Bite me, she thought bitterly. “I don’t know. I honestly don’t know if I can.”

“Okay, look,” he said, just as wearily. “We can’t expect to fix everything gone wrong between us in a matter of days, right? So let’s just have some dinner and see how it goes. What do you say?”

He was right—old, deep, gaping wounds took time to heal. She just had a funny feeling that she hadn’t quite found all her wounds, or knew how deep they ran. “All right,” she said. “Just let me change.”

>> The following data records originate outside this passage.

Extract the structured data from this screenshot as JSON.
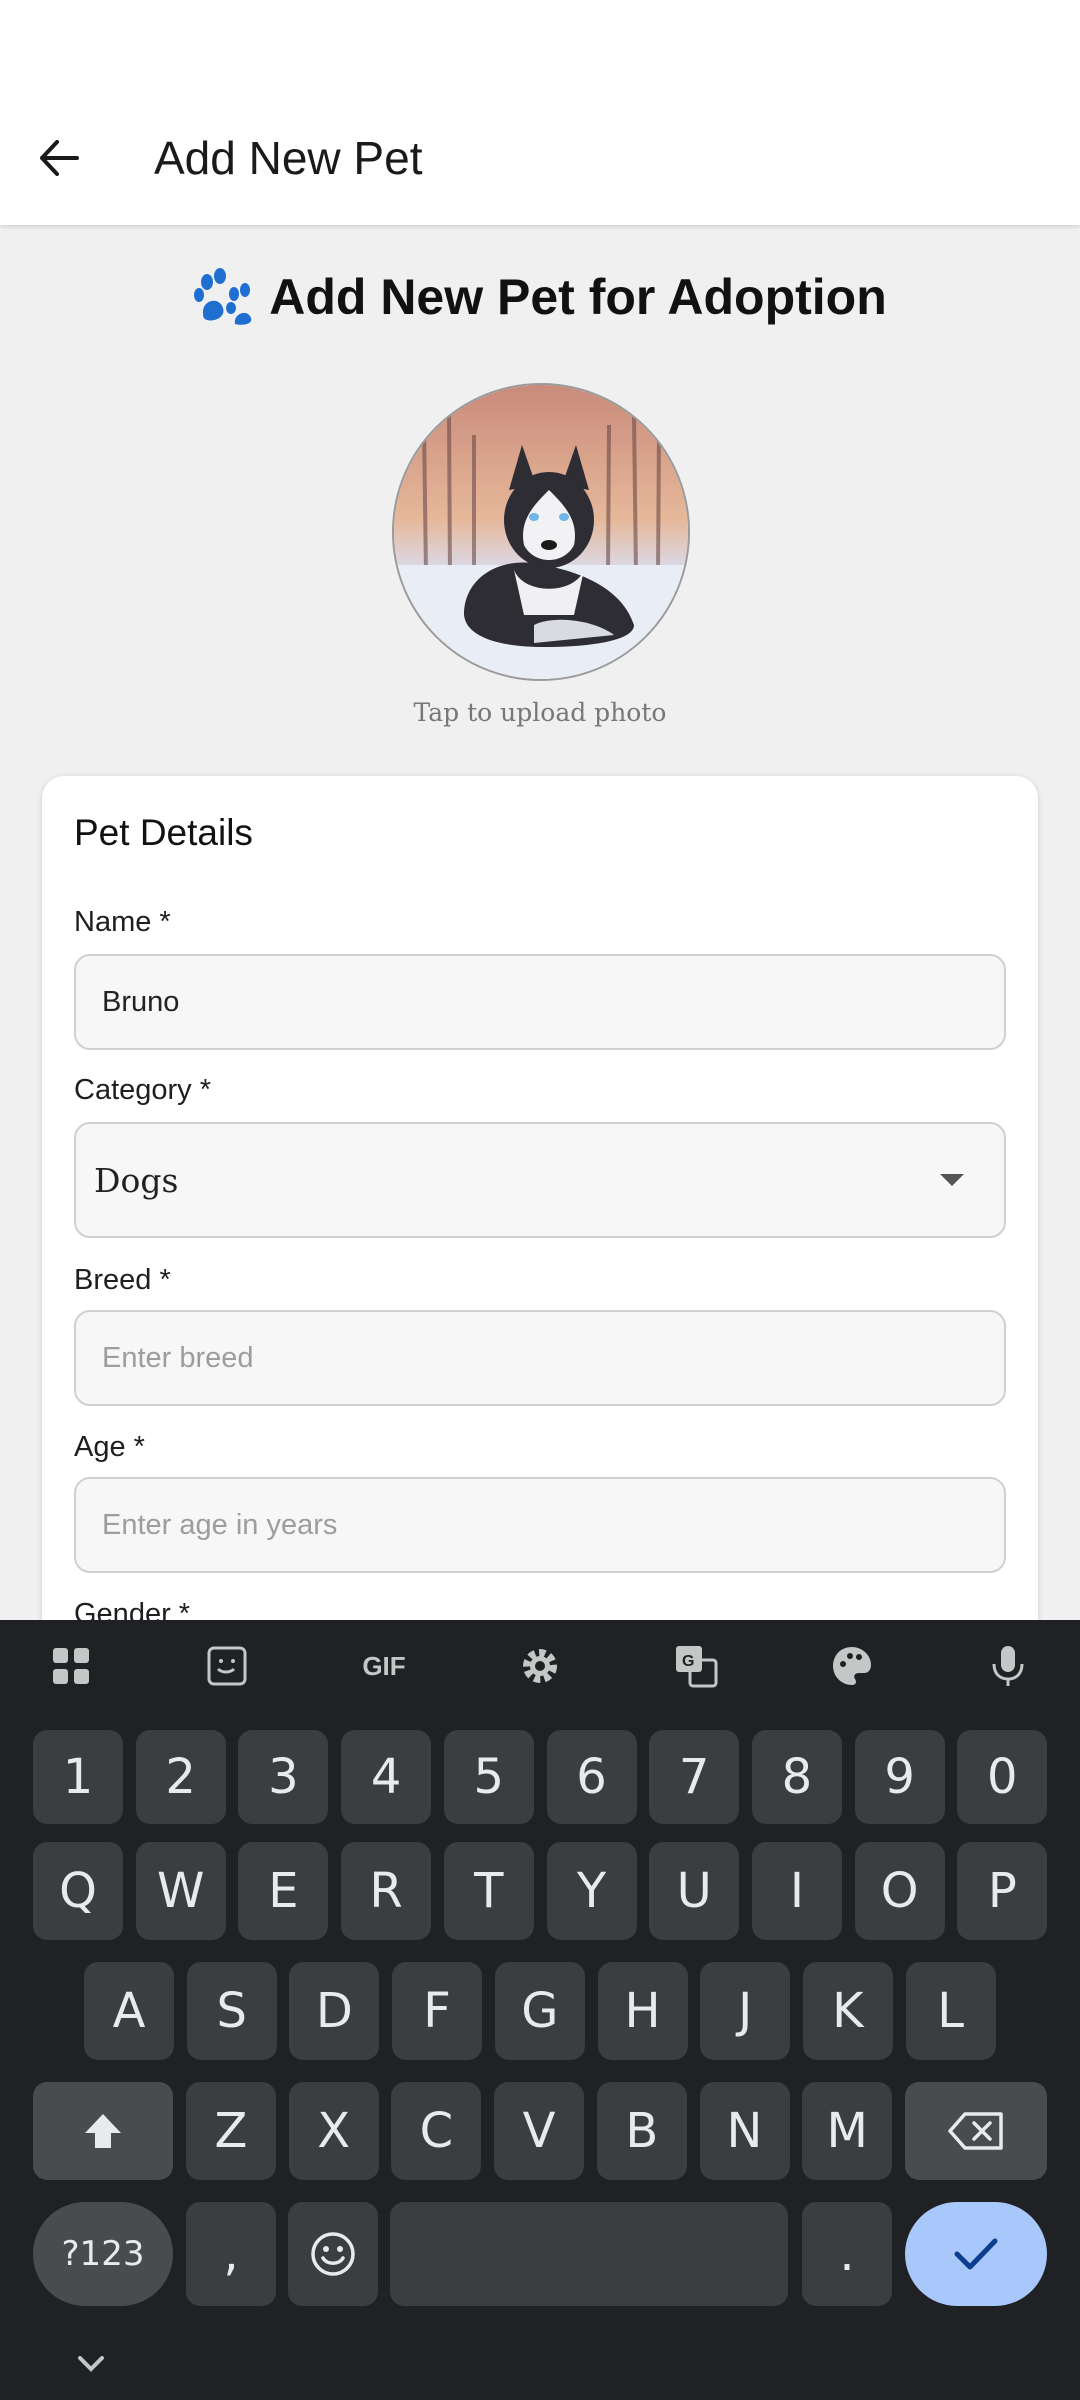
{
  "app_bar": {
    "title": "Add New Pet"
  },
  "heading": {
    "text": "Add New Pet for Adoption",
    "icon": "paw-icon"
  },
  "photo": {
    "hint": "Tap to upload photo",
    "image_desc": "husky-dog-photo"
  },
  "card": {
    "title": "Pet Details",
    "name": {
      "label": "Name *",
      "value": "Bruno"
    },
    "category": {
      "label": "Category *",
      "value": "Dogs"
    },
    "breed": {
      "label": "Breed *",
      "placeholder": "Enter breed"
    },
    "age": {
      "label": "Age *",
      "placeholder": "Enter age in years"
    },
    "gender": {
      "label": "Gender *"
    }
  },
  "keyboard": {
    "row_numbers": [
      "1",
      "2",
      "3",
      "4",
      "5",
      "6",
      "7",
      "8",
      "9",
      "0"
    ],
    "row_q": [
      "Q",
      "W",
      "E",
      "R",
      "T",
      "Y",
      "U",
      "I",
      "O",
      "P"
    ],
    "row_a": [
      "A",
      "S",
      "D",
      "F",
      "G",
      "H",
      "J",
      "K",
      "L"
    ],
    "row_z": [
      "Z",
      "X",
      "C",
      "V",
      "B",
      "N",
      "M"
    ],
    "symbols_label": "?123",
    "comma": ",",
    "period": ".",
    "gif_label": "GIF"
  },
  "colors": {
    "keyboard_bg": "#202124",
    "key_bg": "#3c3d40",
    "action_key": "#a8c7fa"
  }
}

He nodded and walked out, leaving her behind, the space between them opening up like a gulf.

Dinner did nothing to improve their mood. Michael tried to talk about work and how he was looking forward to finally getting to Washington and the actual filming. His talk of Washington reminded Leah that Jill, yet another woman Michael had dated at some point in the last five years, had told them when Michael had showed up to boot camp that they had gone white-water rafting with the other guys a couple of years ago in Washington.

Leah could picture herself at dinner parties and Hollywood affairs with Michael, meeting woman after woman Michael had once dated, or taken white-water rafting, or flown to Paris, or whatever. She grew more sullen. He grew more exasperated with her sullenness, professing an inability to understand why she couldn’t just accept what he was saying, and that made her angry all over again.

“So what you’re saying is that basically, I shouldn’t have any feelings about the women you’ve slept with, is that it?” she snapped.

“Hey,” he said low, looking at her darkly. “I told you, I didn’t sleep with all those women.”

“You slept with some of them. You dated all of them.”

He said nothing, but clenched his jaw tightly shut.

“And could you please just explain to me why they all have to end up on this film?”

He drove his fork into his food. “I told you that, too, Leah,” he said sharply. “Jack thought it would be funny.”

“Ha ha,” she said, and pushed her plate aside.